In June 2020, Kabateck LLP and Haffner Law PC sued the school district and high school on behalf of the autistic teen and his grandparents, who alleged the district breached its mandatory duty to protect their grandson, who was 17 at the time of the Oct. 19, 2019, incident. The attorneys alleged the boy’s assailant, who was 15, forced him to perform oral sex on him on the bus after taking his cellphone from him and pulling up pornography on the device.

One student on the bus reported hearing the victim say “stop!” multiple times, attorney Brian Kabateck in a 2022 interview with the Southern California News Group. He said the victim’s assailant had 37 documented incidents of discipline from kindergarten through high school, including exposing himself to another student and kicking a student in the groin.

It was unclear if the bus driver was aware of what was happening at the time or was ever disciplined, but Pacheco said the driver was criticized in a prior work performance evaluation for being deficient in “pupil management.”

The assailant also was a special-needs student and was expelled following the incident.

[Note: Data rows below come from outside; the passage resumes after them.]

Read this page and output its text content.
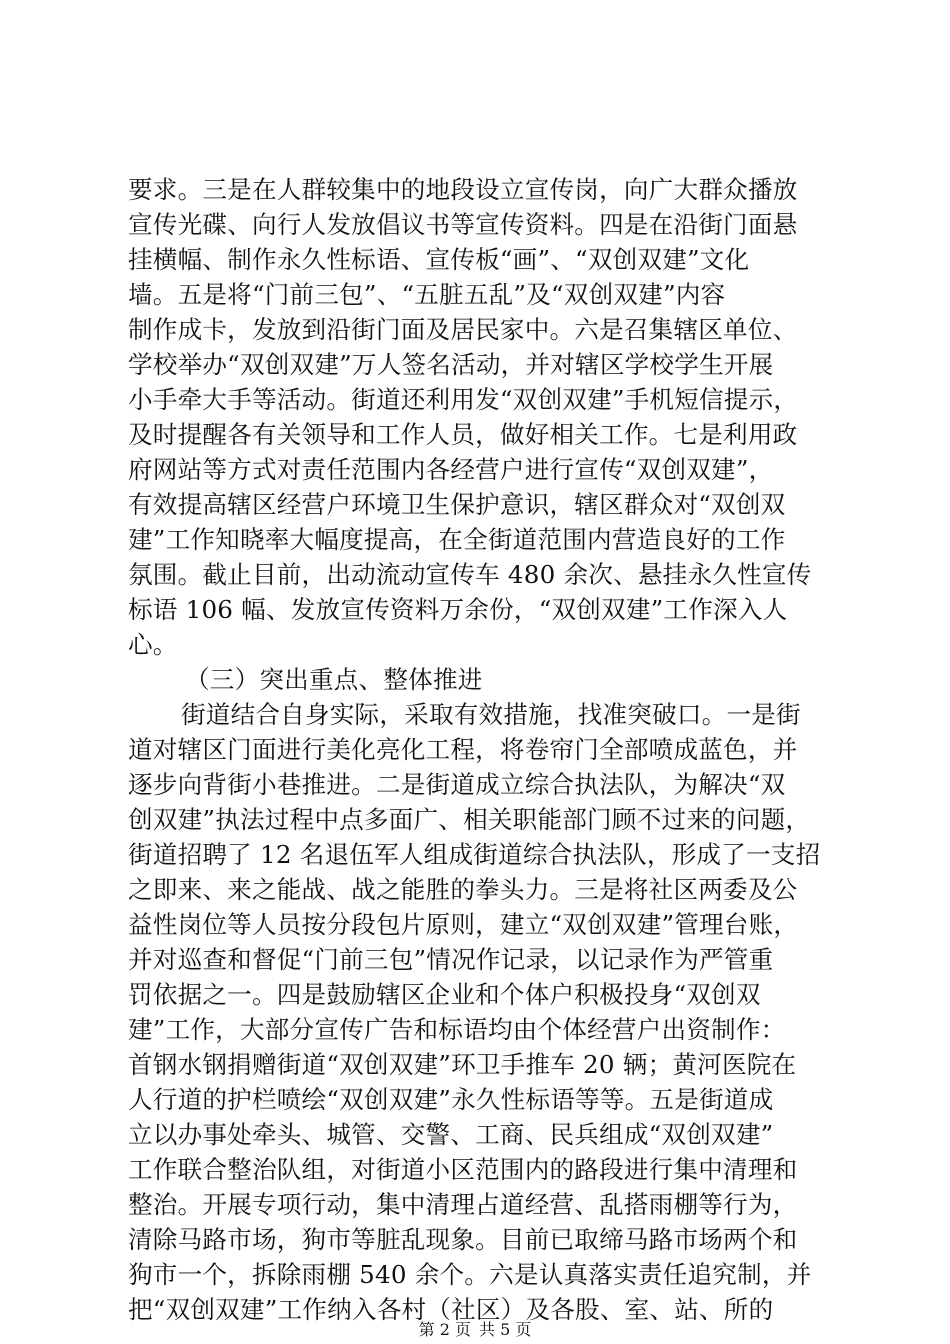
要求。三是在人群较集中的地段设立宣传岗，向广大群众播放
宣传光碟、向行人发放倡议书等宣传资料。四是在沿街门面悬
挂横幅、制作永久性标语、宣传板“画”、“双创双建”文化
墙。五是将“门前三包”、“五脏五乱”及“双创双建”内容
制作成卡，发放到沿街门面及居民家中。六是召集辖区单位、
学校举办“双创双建”万人签名活动，并对辖区学校学生开展
小手牵大手等活动。街道还利用发“双创双建”手机短信提示，
及时提醒各有关领导和工作人员，做好相关工作。七是利用政
府网站等方式对责任范围内各经营户进行宣传“双创双建”，
有效提高辖区经营户环境卫生保护意识，辖区群众对“双创双
建”工作知晓率大幅度提高，在全街道范围内营造良好的工作
氛围。截止目前，出动流动宣传车 480 余次、悬挂永久性宣传
标语 106 幅、发放宣传资料万余份，“双创双建”工作深入人
心。
（三）突出重点、整体推进
街道结合自身实际，采取有效措施，找准突破口。一是街
道对辖区门面进行美化亮化工程，将卷帘门全部喷成蓝色，并
逐步向背街小巷推进。二是街道成立综合执法队，为解决“双
创双建”执法过程中点多面广、相关职能部门顾不过来的问题，
街道招聘了 12 名退伍军人组成街道综合执法队，形成了一支招
之即来、来之能战、战之能胜的拳头力。三是将社区两委及公
益性岗位等人员按分段包片原则，建立“双创双建”管理台账，
并对巡查和督促“门前三包”情况作记录，以记录作为严管重
罚依据之一。四是鼓励辖区企业和个体户积极投身“双创双
建”工作，大部分宣传广告和标语均由个体经营户出资制作：
首钢水钢捐赠街道“双创双建”环卫手推车 20 辆；黄河医院在
人行道的护栏喷绘“双创双建”永久性标语等等。五是街道成
立以办事处牵头、城管、交警、工商、民兵组成“双创双建”
工作联合整治队组，对街道小区范围内的路段进行集中清理和
整治。开展专项行动，集中清理占道经营、乱搭雨棚等行为，
清除马路市场，狗市等脏乱现象。目前已取缔马路市场两个和
狗市一个，拆除雨棚 540 余个。六是认真落实责任追究制，并
把“双创双建”工作纳入各村（社区）及各股、室、站、所的
第 2 页 共 5 页
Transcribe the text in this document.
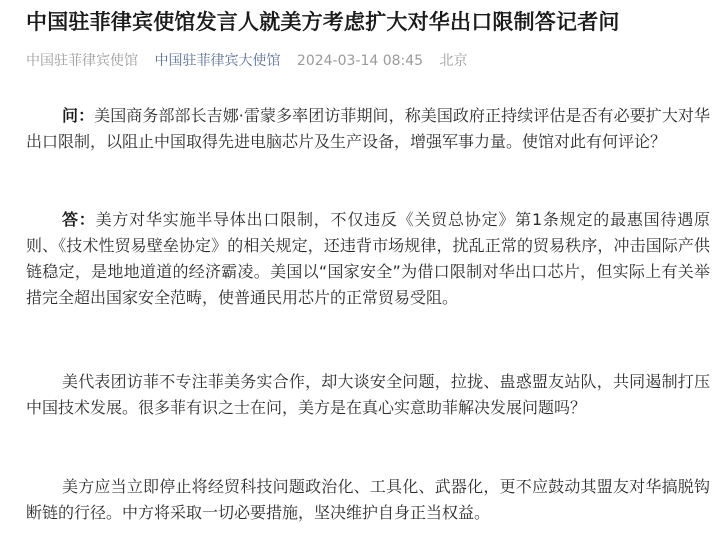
中国驻菲律宾使馆发言人就美方考虑扩大对华出口限制答记者问
中国驻菲律宾使馆 中国驻菲律宾大使馆 2024-03-14 08:45 北京

问：美国商务部部长吉娜·雷蒙多率团访菲期间，称美国政府正持续评估是否有必要扩大对华出口限制，以阻止中国取得先进电脑芯片及生产设备，增强军事力量。使馆对此有何评论？

答：美方对华实施半导体出口限制，不仅违反《关贸总协定》第1条规定的最惠国待遇原则、《技术性贸易壁垒协定》的相关规定，还违背市场规律，扰乱正常的贸易秩序，冲击国际产供链稳定，是地地道道的经济霸凌。美国以“国家安全”为借口限制对华出口芯片，但实际上有关举措完全超出国家安全范畴，使普通民用芯片的正常贸易受阻。

美代表团访菲不专注菲美务实合作，却大谈安全问题，拉拢、蛊惑盟友站队，共同遏制打压中国技术发展。很多菲有识之士在问，美方是在真心实意助菲解决发展问题吗？

美方应当立即停止将经贸科技问题政治化、工具化、武器化，更不应鼓动其盟友对华搞脱钩断链的行径。中方将采取一切必要措施，坚决维护自身正当权益。
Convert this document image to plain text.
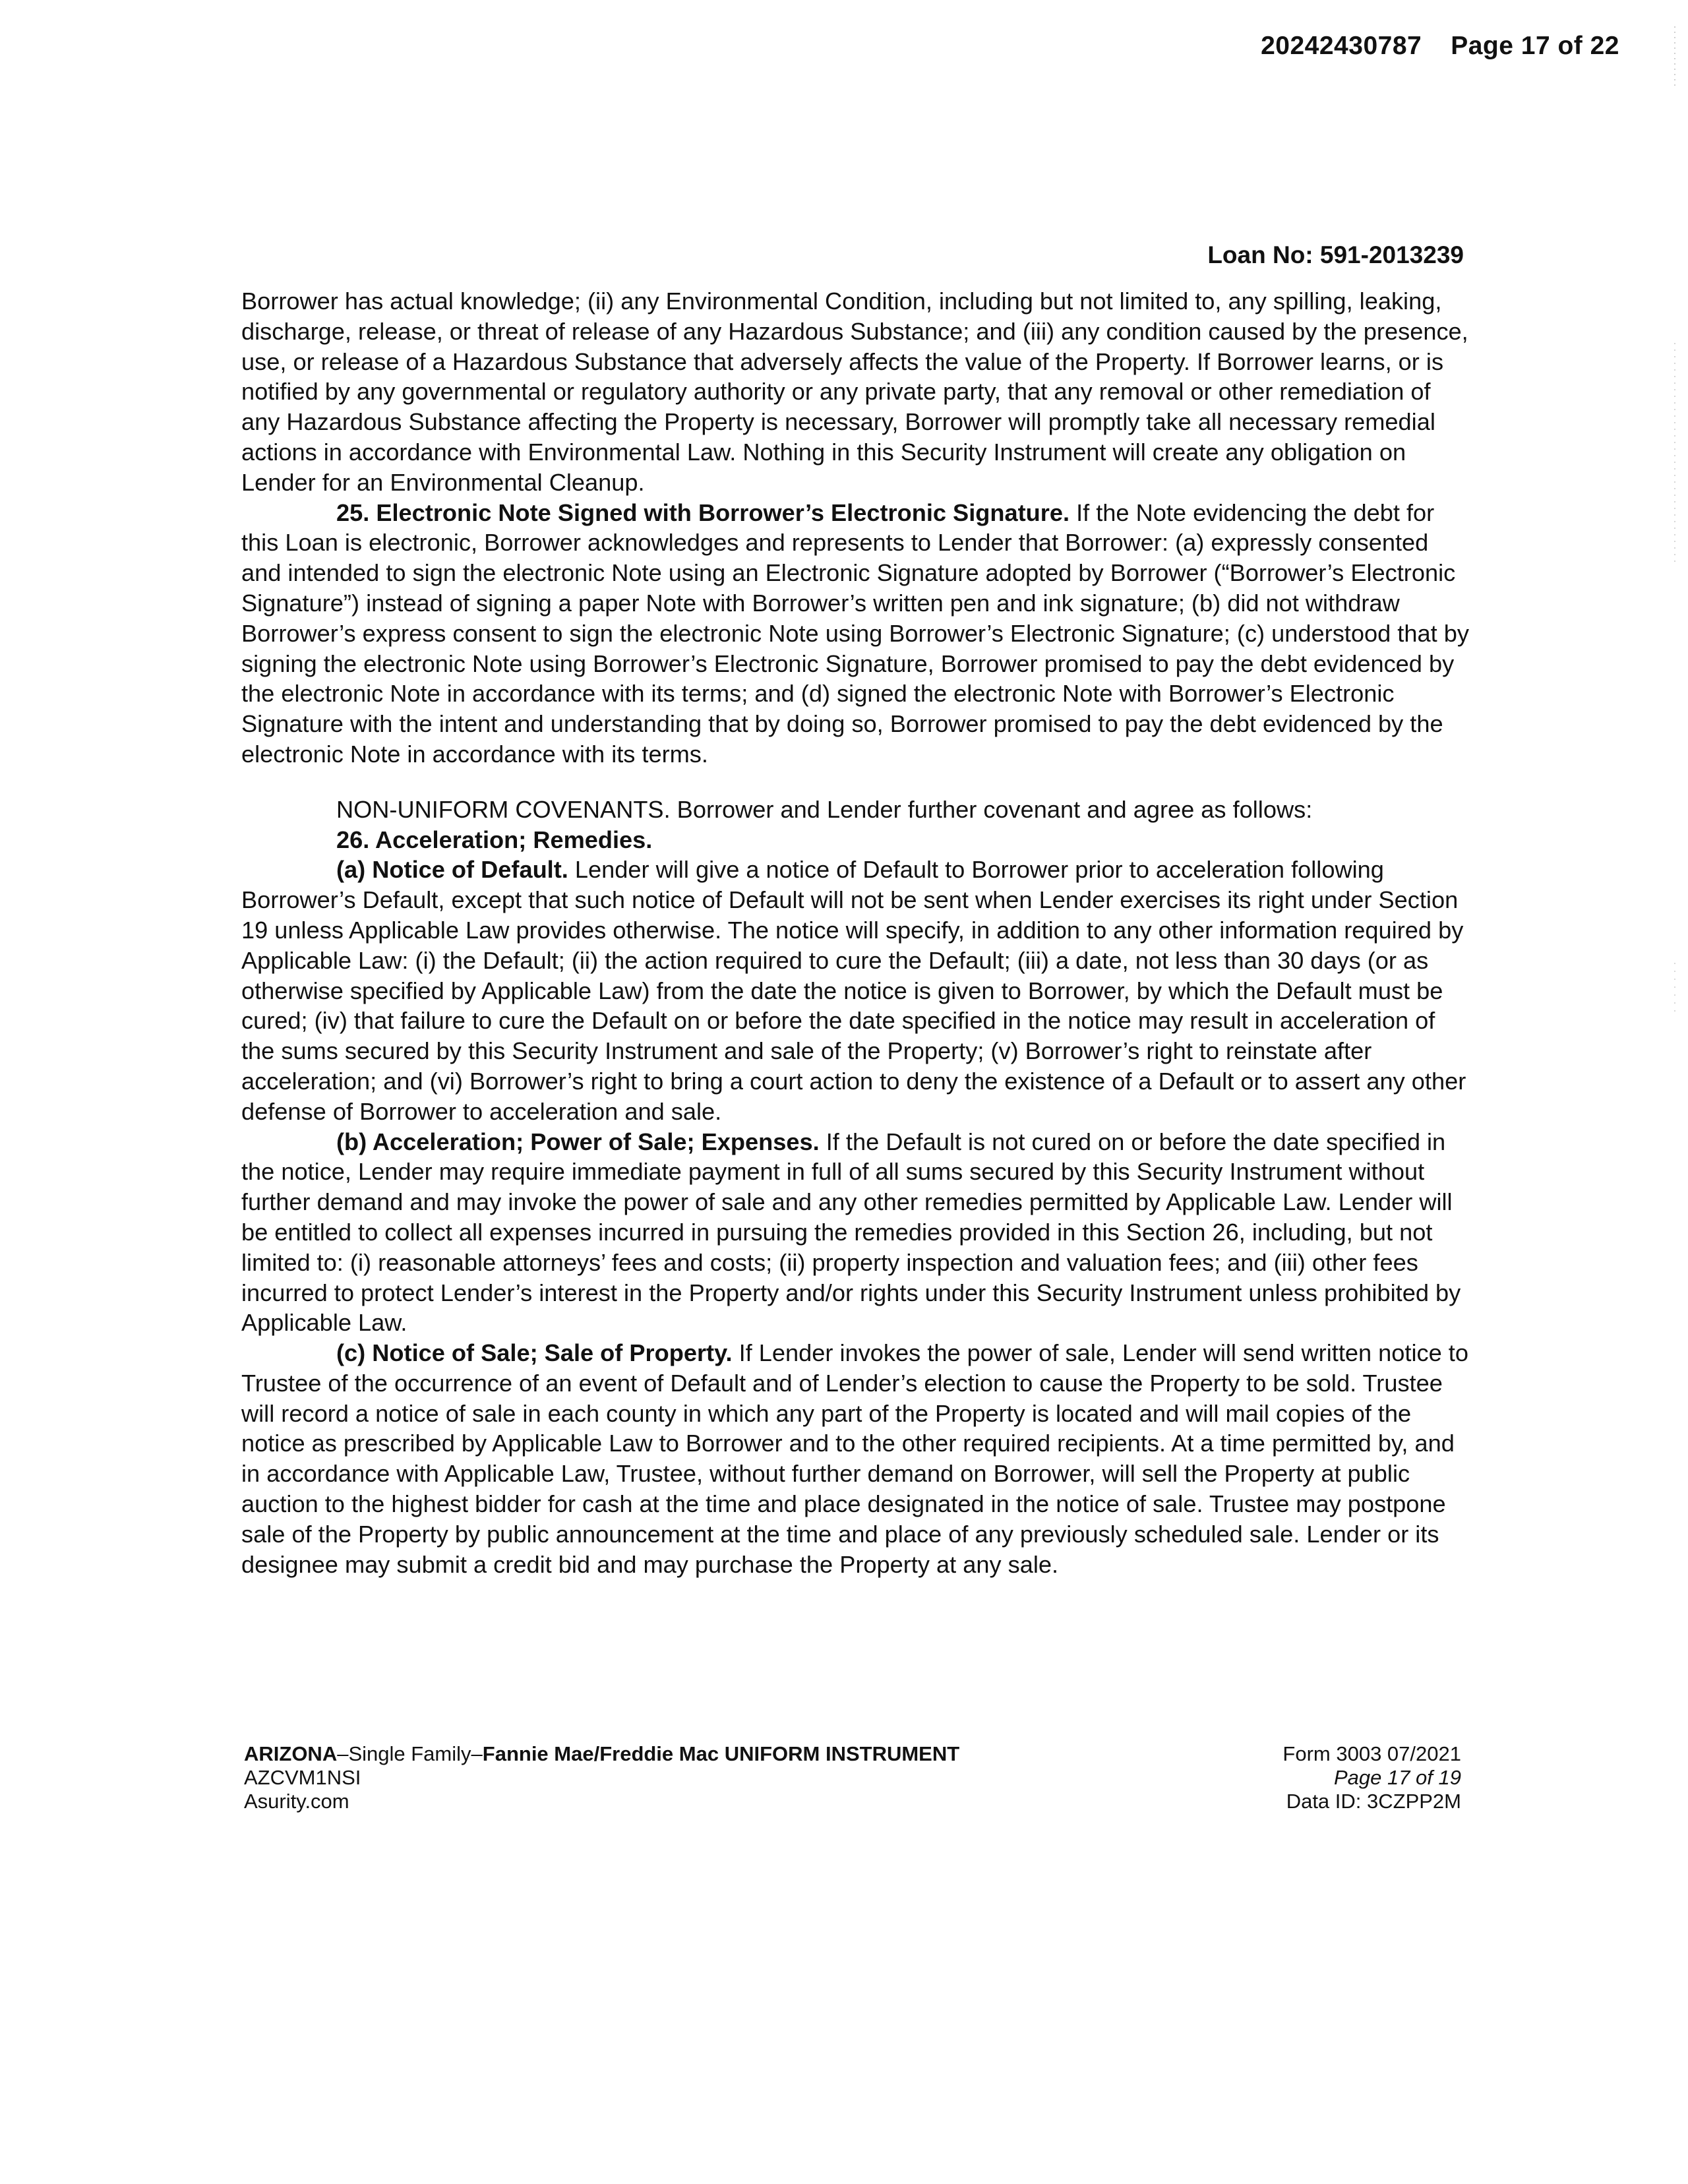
20242430787 Page 17 of 22
Loan No: 591-2013239

Borrower has actual knowledge; (ii) any Environmental Condition, including but not limited to, any spilling, leaking, discharge, release, or threat of release of any Hazardous Substance; and (iii) any condition caused by the presence, use, or release of a Hazardous Substance that adversely affects the value of the Property. If Borrower learns, or is notified by any governmental or regulatory authority or any private party, that any removal or other remediation of any Hazardous Substance affecting the Property is necessary, Borrower will promptly take all necessary remedial actions in accordance with Environmental Law. Nothing in this Security Instrument will create any obligation on Lender for an Environmental Cleanup.

25. Electronic Note Signed with Borrower’s Electronic Signature. If the Note evidencing the debt for this Loan is electronic, Borrower acknowledges and represents to Lender that Borrower: (a) expressly consented and intended to sign the electronic Note using an Electronic Signature adopted by Borrower (“Borrower’s Electronic Signature”) instead of signing a paper Note with Borrower’s written pen and ink signature; (b) did not withdraw Borrower’s express consent to sign the electronic Note using Borrower’s Electronic Signature; (c) understood that by signing the electronic Note using Borrower’s Electronic Signature, Borrower promised to pay the debt evidenced by the electronic Note in accordance with its terms; and (d) signed the electronic Note with Borrower’s Electronic Signature with the intent and understanding that by doing so, Borrower promised to pay the debt evidenced by the electronic Note in accordance with its terms.

NON-UNIFORM COVENANTS. Borrower and Lender further covenant and agree as follows:

26. Acceleration; Remedies.

(a) Notice of Default. Lender will give a notice of Default to Borrower prior to acceleration following Borrower’s Default, except that such notice of Default will not be sent when Lender exercises its right under Section 19 unless Applicable Law provides otherwise. The notice will specify, in addition to any other information required by Applicable Law: (i) the Default; (ii) the action required to cure the Default; (iii) a date, not less than 30 days (or as otherwise specified by Applicable Law) from the date the notice is given to Borrower, by which the Default must be cured; (iv) that failure to cure the Default on or before the date specified in the notice may result in acceleration of the sums secured by this Security Instrument and sale of the Property; (v) Borrower’s right to reinstate after acceleration; and (vi) Borrower’s right to bring a court action to deny the existence of a Default or to assert any other defense of Borrower to acceleration and sale.

(b) Acceleration; Power of Sale; Expenses. If the Default is not cured on or before the date specified in the notice, Lender may require immediate payment in full of all sums secured by this Security Instrument without further demand and may invoke the power of sale and any other remedies permitted by Applicable Law. Lender will be entitled to collect all expenses incurred in pursuing the remedies provided in this Section 26, including, but not limited to: (i) reasonable attorneys’ fees and costs; (ii) property inspection and valuation fees; and (iii) other fees incurred to protect Lender’s interest in the Property and/or rights under this Security Instrument unless prohibited by Applicable Law.

(c) Notice of Sale; Sale of Property. If Lender invokes the power of sale, Lender will send written notice to Trustee of the occurrence of an event of Default and of Lender’s election to cause the Property to be sold. Trustee will record a notice of sale in each county in which any part of the Property is located and will mail copies of the notice as prescribed by Applicable Law to Borrower and to the other required recipients. At a time permitted by, and in accordance with Applicable Law, Trustee, without further demand on Borrower, will sell the Property at public auction to the highest bidder for cash at the time and place designated in the notice of sale. Trustee may postpone sale of the Property by public announcement at the time and place of any previously scheduled sale. Lender or its designee may submit a credit bid and may purchase the Property at any sale.

ARIZONA–Single Family–Fannie Mae/Freddie Mac UNIFORM INSTRUMENT
AZCVM1NSI
Asurity.com
Form 3003 07/2021
Page 17 of 19
Data ID: 3CZPP2M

He pleaded no contest in juvenile court to one felony count of oral copulation with someone under the age of 18. Yet despite that, the school board voted unanimously in 2020 to allow him to return to the district as a student.

The case first went to mediation in November 2021, but the school district’s offer to settle was so low the plaintiffs’ attorneys pushed forward in the litigation, Pacheco said.

“We litigated right up to the time trial was supposed to take place …,” Pacheco said.

Under the settlement agreement, Mazzella said, the district did not admit any liability for what happened to the former student.